Some tourists in the Chicago Museum of Natural History are marveling at the dinosaur bones. One of them asks the guard,“Can you tell me how old the dinosaur bones are?”
The guard replies, “They are three million, four years, and six months old.”
“That’s an awfully exact number,” says the tourist. “How do you know their age so precisely?”
The guard answers, “Well, the dinosaur bones were three million years old when I started working here, and that was four and a half years ago!”

Concerned about her relationship, a woman approaches her
doctor and says “Doc, I’m getting married this week-end and
my fiancée thinks I’m a virgin, is there anything you can do
to help me?”
The doctor says,
“Medically, no, but here’s something you can try…
On the wedding night, when you’re getting ready for bed,
take an elastic band and slide it up your upper thigh.
When your husband enters you for the first time, snap the
elastic band and tell him it’s your virginity snapping.”
The woman loves this idea, and knows her hubby-to-be
will fall for it.
They have a beautiful wedding and retire to the
honeymoon suite.
The wife gets ready for bed in the bathroom, slips the
elastic band up her leg, finishes preparing and climbs into
bed with her man.
Things begin to progress, her hubby “slips it in”,
she snaps the elastic band, and the hubby screams…
“What the heck was that!!?”
The wife explains,
“Oh nothing honey, that was just my virginity snapping”.
The husband cries out, “Well snap it again, it’s got my balls!!”

A blonde arrived for her first golf lesson and the pro asked her to take a swing at a ball to see how she’d do.
The blonde did so and completely duffed the shot.
The pro said “Your swing is good but you’re gripping the club too hard grip the club gently as you would your husband’s p3n!s.”.
The blonde took another shot and nailed the ball 275 yards straight down the fairway.
The pro said “That was excellent!!
Let’s try it again, only this time take the club out of your mouth.”

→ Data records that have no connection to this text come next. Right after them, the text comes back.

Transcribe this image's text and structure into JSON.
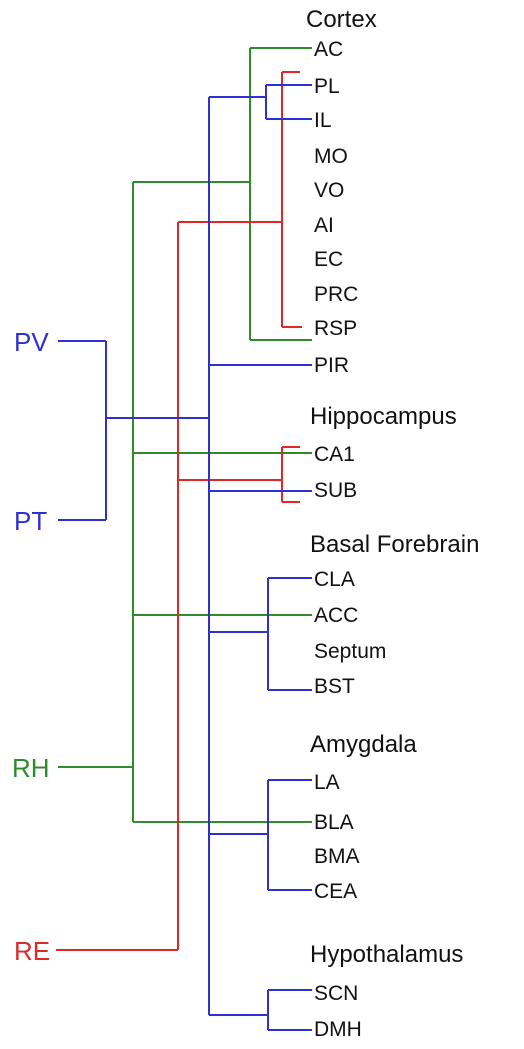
{
  "colors": {
    "blue": "#2f2fd6",
    "green": "#2e8b2e",
    "red": "#e02828",
    "text": "#111111"
  },
  "sources": {
    "pv": "PV",
    "pt": "PT",
    "rh": "RH",
    "re": "RE"
  },
  "groups": {
    "cortex": "Cortex",
    "hippocampus": "Hippocampus",
    "basal_forebrain": "Basal Forebrain",
    "amygdala": "Amygdala",
    "hypothalamus": "Hypothalamus"
  },
  "regions": {
    "ac": "AC",
    "pl": "PL",
    "il": "IL",
    "mo": "MO",
    "vo": "VO",
    "ai": "AI",
    "ec": "EC",
    "prc": "PRC",
    "rsp": "RSP",
    "pir": "PIR",
    "ca1": "CA1",
    "sub": "SUB",
    "cla": "CLA",
    "acc": "ACC",
    "septum": "Septum",
    "bst": "BST",
    "la": "LA",
    "bla": "BLA",
    "bma": "BMA",
    "cea": "CEA",
    "scn": "SCN",
    "dmh": "DMH"
  }
}
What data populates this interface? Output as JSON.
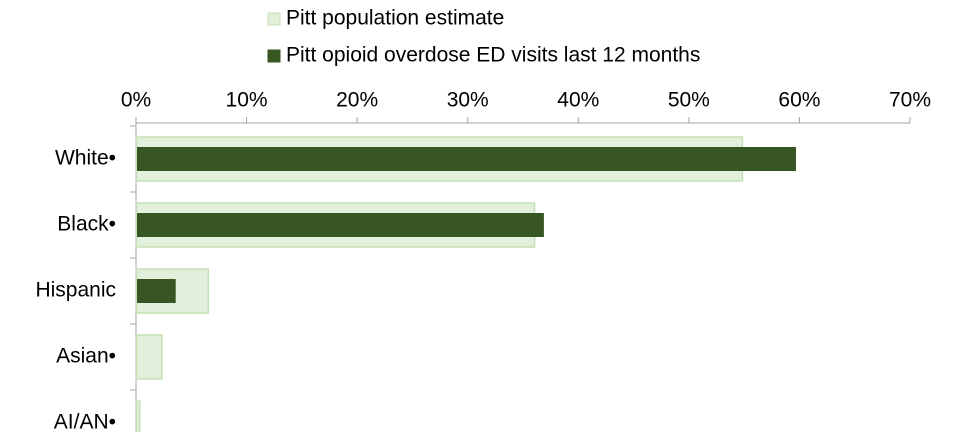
{
  "chart_data": {
    "type": "bar",
    "orientation": "horizontal",
    "categories": [
      "White•",
      "Black•",
      "Hispanic",
      "Asian•",
      "AI/AN•"
    ],
    "series": [
      {
        "name": "Pitt population estimate",
        "values": [
          54.8,
          36.0,
          6.5,
          2.3,
          0.3
        ],
        "color": "#e2efda",
        "border_color": "#c5e0b3"
      },
      {
        "name": "Pitt opioid overdose ED visits last 12 months",
        "values": [
          59.6,
          36.8,
          3.5,
          0,
          0
        ],
        "color": "#375623"
      }
    ],
    "xlim": [
      0,
      70
    ],
    "x_tick_values": [
      0,
      10,
      20,
      30,
      40,
      50,
      60,
      70
    ],
    "x_tick_labels": [
      "0%",
      "10%",
      "20%",
      "30%",
      "40%",
      "50%",
      "60%",
      "70%"
    ],
    "axis_position": "top",
    "grid": false,
    "legend_position": "top"
  }
}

A man takes his hamster to the vet, and after a short look at the creature the vet pronounces it dead.
Not happy with the vet’s diagnosis the man asks for a second opinion.
The vet gives a whistle and in strolls a Labrador dog.
The dog nudges the hamster around with its nose and sniffs it a couple of times before shaking his head.
“There” says the vet,” Your hamster is dead”.
Still not happy the man asks for a third opinion.
The vet opens the back door and in bounds a cat.
The cat jumps onto the table and looks the hamster up and down for a few minutes before looking up and shaking it’s head.
“It’s definitely dead sir”, says the vet.
Convinced, the man enquires how much he owes.
“That will be $1000, please”.
“A $1000 just to tell me my hamster is dead” fumes the man.
“Well”, says the vet, “There’s my diagnosis, the lab report and the cat scan”.

There was a little old lady who was nearly blind. She had three sons and they wanted to prove which one was the best son to her.
So son #1 bought her a 15-room mansion thinking this would surely be the best any of them could offer her.
Son #2 bought her a beautiful Mercedes with a chauffeur included thinking he would surely win her approval.
Son #3 had to do something even better than these so he bought her a trained parrot. This parrot had been trained for 15 years to memorize the entire Bible. You could mention any verse in the Bible and the parrot could quote it word for word. How useful his nearly blind mother would find that!
Well, the old lady went to the first son and said, “Son, the house is just gorgeous but it’s really much too big for me. I only live in one room, and it’s much too large for me to clean and take care of. I really don’t need the house, but thank you anyway.”
Then she explained to her second son, “Son, the car is beautiful, it has everything you could ever want on it, but I don’t drive and I really don’t like that driver, so please return the car.”
Next, she went to son number three and said, “Son, I just want to thank you for that thoughtful gift. The chicken was small, but delicious.”